Der amtierende SPD-Ministerpräsident Alfred Kubel ging in den Ruhestand und  sein designierter Nachfolger Helmut Kasimier konnte auf eine Ein-stimmenmehrheit der SPD/FDP-Regierungskoalition hoffen. Beim Auszählen der Stimmzettel stellte sich heraus, dass drei Stimmen ungültig abgegeben worden waren und der Gegenkandidat der CDU, ein gewisser Ernst Albrecht, somit die Mehrheit erlangt hatte.

Alles das ist in unserer parlamentarischen  Demokratie legal. Denn die Abgeordneten, einmal gewählt, sind laut Gesetz, das sie sich selbst gegeben haben, nicht ihren Wählern, sondern nur ihrem „Gewissen“ verpflichtet. Manchmal allerdings verwechseln einige das Gewissen mit ihrem Portemonnaie.

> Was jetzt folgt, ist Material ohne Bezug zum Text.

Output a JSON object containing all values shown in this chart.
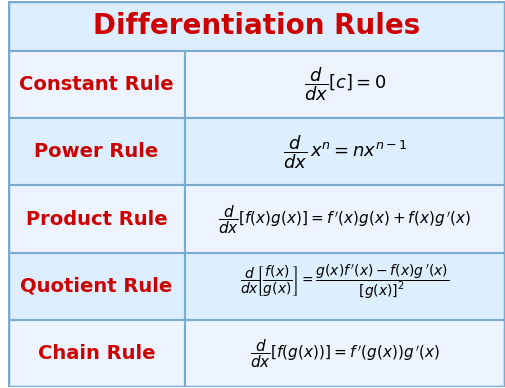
{
  "title": "Differentiation Rules",
  "title_color": "#CC0000",
  "title_fontsize": 20,
  "row_bg_odd": "#EEF4FF",
  "row_bg_even": "#DDEEFF",
  "border_color": "#7AAAD0",
  "rule_color": "#CC0000",
  "formula_color": "#000000",
  "rules": [
    {
      "name": "Constant Rule",
      "formula_key": "constant"
    },
    {
      "name": "Power Rule",
      "formula_key": "power"
    },
    {
      "name": "Product Rule",
      "formula_key": "product"
    },
    {
      "name": "Quotient Rule",
      "formula_key": "quotient"
    },
    {
      "name": "Chain Rule",
      "formula_key": "chain"
    }
  ],
  "formula_sizes": {
    "constant": 13,
    "power": 13,
    "product": 11,
    "quotient": 10,
    "chain": 11
  },
  "col_split": 0.355,
  "figsize": [
    5.06,
    3.88
  ],
  "dpi": 100
}
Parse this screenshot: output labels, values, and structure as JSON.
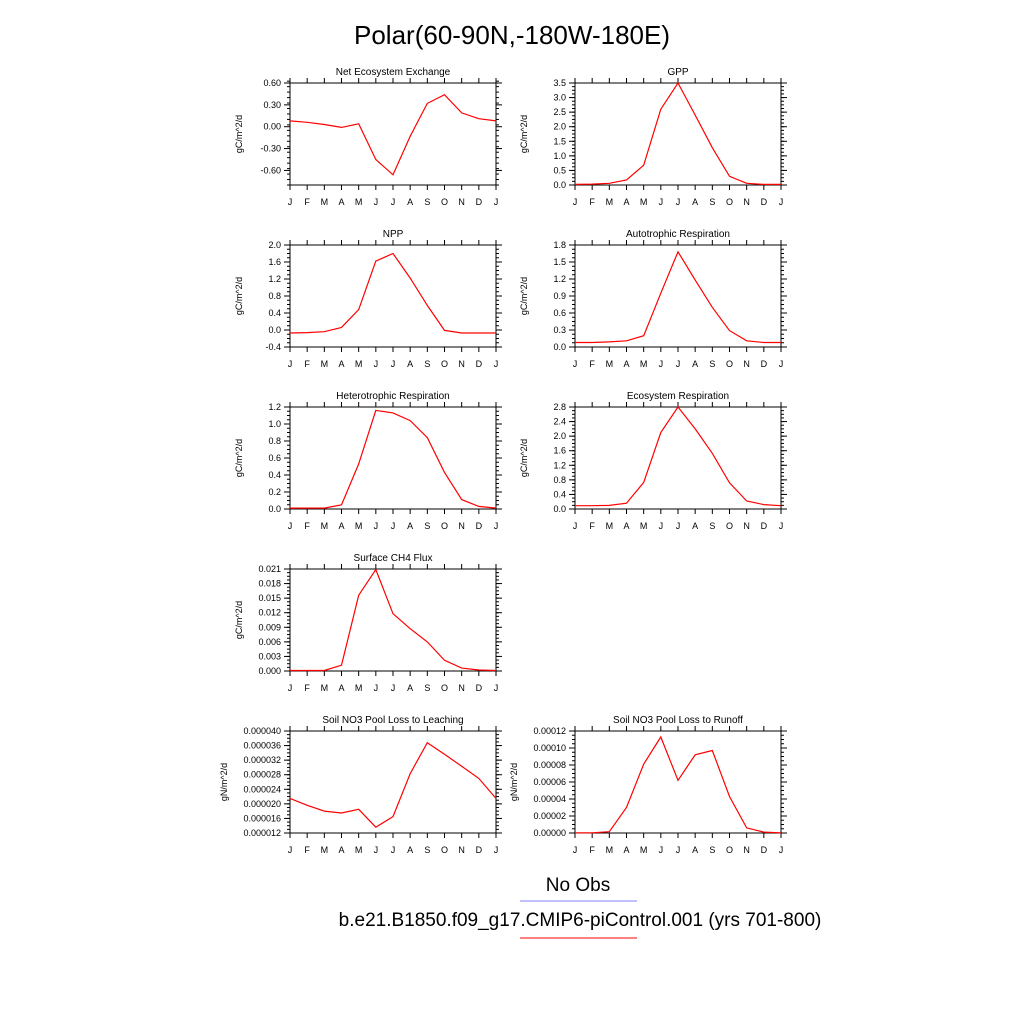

Abgeordnete, die das Wahlvolk hintergehen, indem sie während der laufenden Wahlperiode die Mehr-heitsverhältnisse kippen oder in geheimen Abstimmungen das Gegenteil  dessen tun, wofür sie gewählt worden sind, tragen damals wie heute zur „Politik-verdrossenheit“ bei. Es wundert nicht, dass immer weniger Menschen überhaupt wählen oder aber Parteien wählen, die „Alternativen“ versprechen und diese sogar im Namen tragen. Letztere bieten aber keine wirklichen Alternativen.

AFD wählen?

Die AfD gibt sich als Partei der kleinen Leute. Ist da was dran? Würde die AfD etwas gegen die verheerenden Ergebnisse von Schröders Agenda 2010 tun?
Mit der Agenda 2010, einer Erfindung der SPD unter Schröder, wurde 2004 der Abriss des Sozialstaats im großen Stil begonnen.
Die Große Koalition hat emsig an diesem Programm weitergestrickt. Die Löhne sinken seit Jahren. Auf breiter Front greifen die Unternehmer Tarifverträge an, mit Einschüchterung, Leiharbeit und sogenannten Werkverträgen.
In den großen Städten werden bezahlbare Wohnungen zum Luxusgut, die sich viele, die von Arbeit leben, kaum noch leisten können; die Miete frisst so viel vom Lohn bzw. Gehalt auf, dass es hinten und vorn nicht mehr reicht. Dank Riester (SPD), Blüm (CDU) und anderen „Rentenreformern“ klingt für Millionen der Spruch von der wohlverdienten Rente wie Hohn. Anstatt bei
sozialer Absicherung einen ruhigen Lebensabend zu verbringen, steht für Hunderttausende Altersarmut ins Haus. Im Gesundheitswesen wird ein Kreiskrankenhaus nach dem nächsten an
„Gesundheitskonzerne“ verscherbelt. Da geht es nicht mehr darum, Menschen zu heilen, sondern darum, mit der Krankheit Profit zu machen. Viele sinnvolle Vorsorgeleistungen, die vor zwanzig Jahren noch von den Krankenversicherungen bezahlt wurden, müssen heute selbst bezahlt werden – auch das ein Ergebnis von Agenda 2010.
Ja, auch die AfD nennt einige dieser Probleme beim Namen. Aber sie sagt nicht, wer die Verursacher dieser Probleme sind.
Und sie sagt erst recht nicht, dass der Politik des Sozialraubs von oben eine Politik des solidarischen Widerstands von unten entgegengesetzt werden muss, wenn sich etwas zum Besseren ändern soll. Die AfD kommt phrasenhaft als Partei der konservativen Werte daher. Sie versucht, ein kitschiges Bild der guten alten Zeit als Ideal darzustellen. In Wahrheit singt die AfD damit ein Loblied auf die Ellenbogengesellschaft, wo jeder gegen jeden kämpfen soll und „die da unten“ sich gegenseitig fertigmachen sollen.